My mom came in with a plant.

"What is this?" I asked, certain that unless it barked or meowed, it was dead on sight in my care.

"A Cyclamen plant. I thought you could take care of it."

"Okay," I said and there you have it -- I was a plant owner.

A few days before, I had a D&C for a miscarriage. At ten weeks along, the OBGYN and ultrasound tech discovered my first pregnancy was no more. So as I wore some mega-big maxi-pad, I found a place for my plant, and then went back to lying down on the couch with my crampy uterus to watch some seriously nostalgic television. Little House on the Prairie was one of the shows I watched on repeat, enduring the tragic pregnancies the show had one by one, in tears. I was in a funk. The kind of funk that has you eating privately, ignoring your friend's phone calls, and not returning to work.

The flowers on the plant bloomed white shortly thereafter and my friend, an absolute genius when it comes to anything that's green or crawls on four legs or a million who I have known since childhood, Jason, told me how to care for the plant.

"You've kept it alive this long inside. Not bad," he noted, giving me tips on how to not kill my plant.

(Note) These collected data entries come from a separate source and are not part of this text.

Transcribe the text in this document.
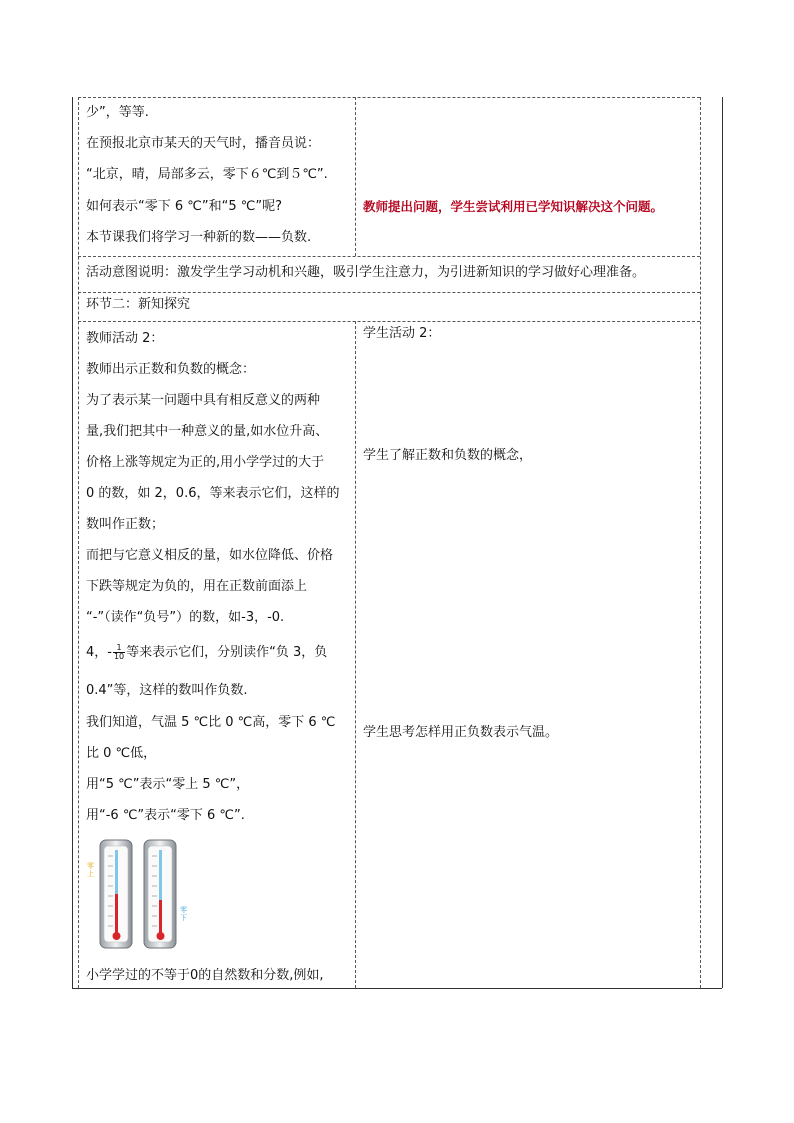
少”，等等.
在预报北京市某天的天气时，播音员说：
“北京，晴，局部多云，零下６℃到５℃”.
如何表示“零下 6 ℃”和“5 ℃”呢?
本节课我们将学习一种新的数——负数.
教师提出问题，学生尝试利用已学知识解决这个问题。
活动意图说明：激发学生学习动机和兴趣，吸引学生注意力，为引进新知识的学习做好心理准备。
环节二：新知探究
教师活动 2：
教师出示正数和负数的概念：
为了表示某一问题中具有相反意义的两种
量,我们把其中一种意义的量,如水位升高、
价格上涨等规定为正的,用小学学过的大于
0 的数，如 2，0.6，等来表示它们，这样的
数叫作正数；
而把与它意义相反的量，如水位降低、价格
下跌等规定为负的，用在正数前面添上
“-”（读作“负号”）的数，如-3，-0.
4，- $\frac{1}{10}$ 等来表示它们，分别读作“负 3，负
0.4”等，这样的数叫作负数.
我们知道，气温 5 ℃比 0 ℃高，零下 6 ℃
比 0 ℃低，
用“5 ℃”表示“零上 5 ℃”，
用“-6 ℃”表示“零下 6 ℃”.
零上
零下
小学学过的不等于0的自然数和分数,例如,
学生活动 2：
学生了解正数和负数的概念，
学生思考怎样用正负数表示气温。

Since it seemed life was not quite blooming in me, my faith of me tending to life outside of me was zilch.

But overtime, the plant grew.

And soon after, I was pregnant with my daughter and only child to this day. I endured a hellish pregnancy, thanks to Hyperemesis Gravidarum, but I made it. She was mine for the keeping.

Two years after her birth, the plant stood strong, blooming brightly every winter (so unique!) and I remembered to water it even through the fog of the newborn stage and the fatigue of the toddler stage, and enjoyed watching its seasonal bloom. Whenever stems started to wither, I was sure to cut them carefully, pruning my plant and keeping her beautiful. When no one listened, I sang to her and spoke to her. I liked saying good morning to her as I watered her.

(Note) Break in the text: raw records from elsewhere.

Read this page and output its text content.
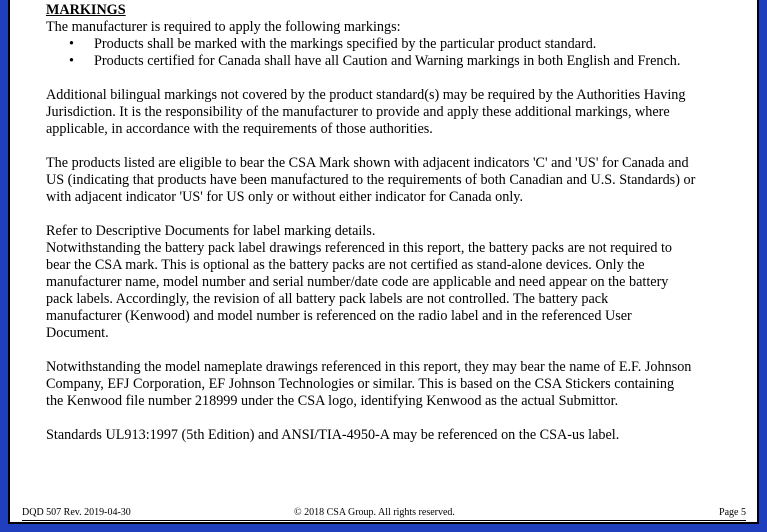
MARKINGS
The manufacturer is required to apply the following markings:
• Products shall be marked with the markings specified by the particular product standard.
• Products certified for Canada shall have all Caution and Warning markings in both English and French.
Additional bilingual markings not covered by the product standard(s) may be required by the Authorities Having
Jurisdiction. It is the responsibility of the manufacturer to provide and apply these additional markings, where
applicable, in accordance with the requirements of those authorities.
The products listed are eligible to bear the CSA Mark shown with adjacent indicators 'C' and 'US' for Canada and
US (indicating that products have been manufactured to the requirements of both Canadian and U.S. Standards) or
with adjacent indicator 'US' for US only or without either indicator for Canada only.
Refer to Descriptive Documents for label marking details.
Notwithstanding the battery pack label drawings referenced in this report, the battery packs are not required to
bear the CSA mark. This is optional as the battery packs are not certified as stand-alone devices. Only the
manufacturer name, model number and serial number/date code are applicable and need appear on the battery
pack labels. Accordingly, the revision of all battery pack labels are not controlled. The battery pack
manufacturer (Kenwood) and model number is referenced on the radio label and in the referenced User
Document.
Notwithstanding the model nameplate drawings referenced in this report, they may bear the name of E.F. Johnson
Company, EFJ Corporation, EF Johnson Technologies or similar. This is based on the CSA Stickers containing
the Kenwood file number 218999 under the CSA logo, identifying Kenwood as the actual Submittor.
Standards UL913:1997 (5th Edition) and ANSI/TIA-4950-A may be referenced on the CSA-us label.
DQD 507 Rev. 2019-04-30	© 2018 CSA Group. All rights reserved.	Page 5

And as she continued to live and my child continued to grow, there was one significant death in my life: my marriage.

It took a year and a half to cut the tie officially and stop trying to keep the marriage alive, when we finally separated for the last and final time.

It felt wrong saying goodbye. As much as he didn't seem to love me, my ex-husband had been steady -- rooted deeply into my life almost as much as he was rooted deeply into staying the same.

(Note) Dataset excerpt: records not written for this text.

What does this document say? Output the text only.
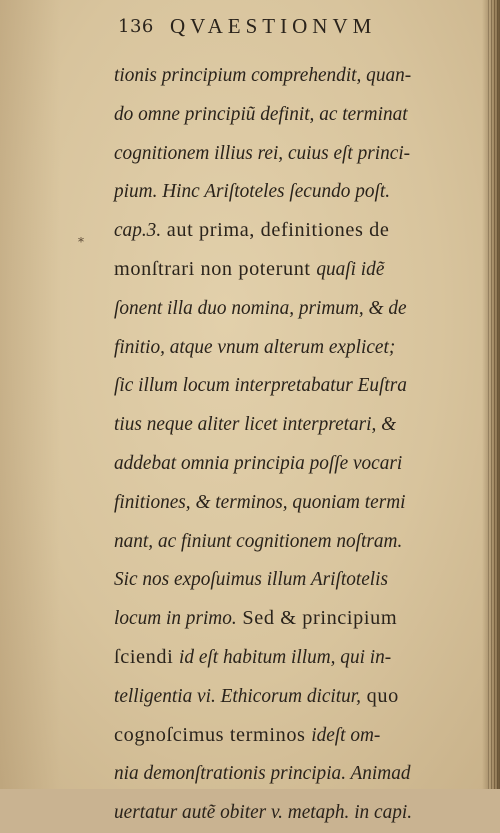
136 QVAESTIONVM
⁎
tionis principium comprehendit, quan-
do omne principiũ definit, ac terminat
cognitionem illius rei, cuius eſt princi-
pium. Hinc Ariſtoteles ſecundo poſt.
cap.3. aut prima, definitiones de
monſtrari non poterunt quaſi idẽ
ſonent illa duo nomina, primum, & de
finitio, atque vnum alterum explicet;
ſic illum locum interpretabatur Euſtra
tius neque aliter licet interpretari, &
addebat omnia principia poſſe vocari
finitiones, & terminos, quoniam termi
nant, ac finiunt cognitionem noſtram.
Sic nos expoſuimus illum Ariſtotelis
locum in primo. Sed & principium
ſciendi id eſt habitum illum, qui in-
telligentia vi. Ethicorum dicitur, quo
cognoſcimus terminos ideſt om-
nia demonſtrationis principia. Animad
uertatur autẽ obiter v. metaph. in capi.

He couldn't evolve with me. And I couldn't change myself the way he had imagined I would once we got married (I wasn't supposed to stay the same. I was supposed to change for him). The roots of our marriage were dying.

A special component of our dying marriage and our ultimate grief -- the blanket that dampened our sunshine -- was the fact that thanks to Hyperemesis Gravidarum, I was not going to make him any more babies.

Our family tree stopped at three and now, we were severed. Forever.

For the first time ever in six years, this past weekend, almost two years after we put our marriage to rest, my beautiful white cyclamen bloomed a pink bud. I noticed it as I went to sing to her the other day and I thought to myself: "Look, she's changing. She's growing new colors. She's becoming something new."

And yet, so have I.

The woman riddled with low-self esteem. The woman riddled with grief over the fact that she would have no more children. The woman who didn't believe she would find any work. The woman who felt no one would love her again. That she was not worth anything and was too old to be any good, was gone.

Instead, a new bud has formed and in her place, is a woman at peace. A woman in love -- self-love. A woman who is happy with her small family tree.

A woman who doesn't need another person to keep her rooted.

Instead, this new woman -- this ME -- is planted firmly in the ground on my own accord with my little one standing by.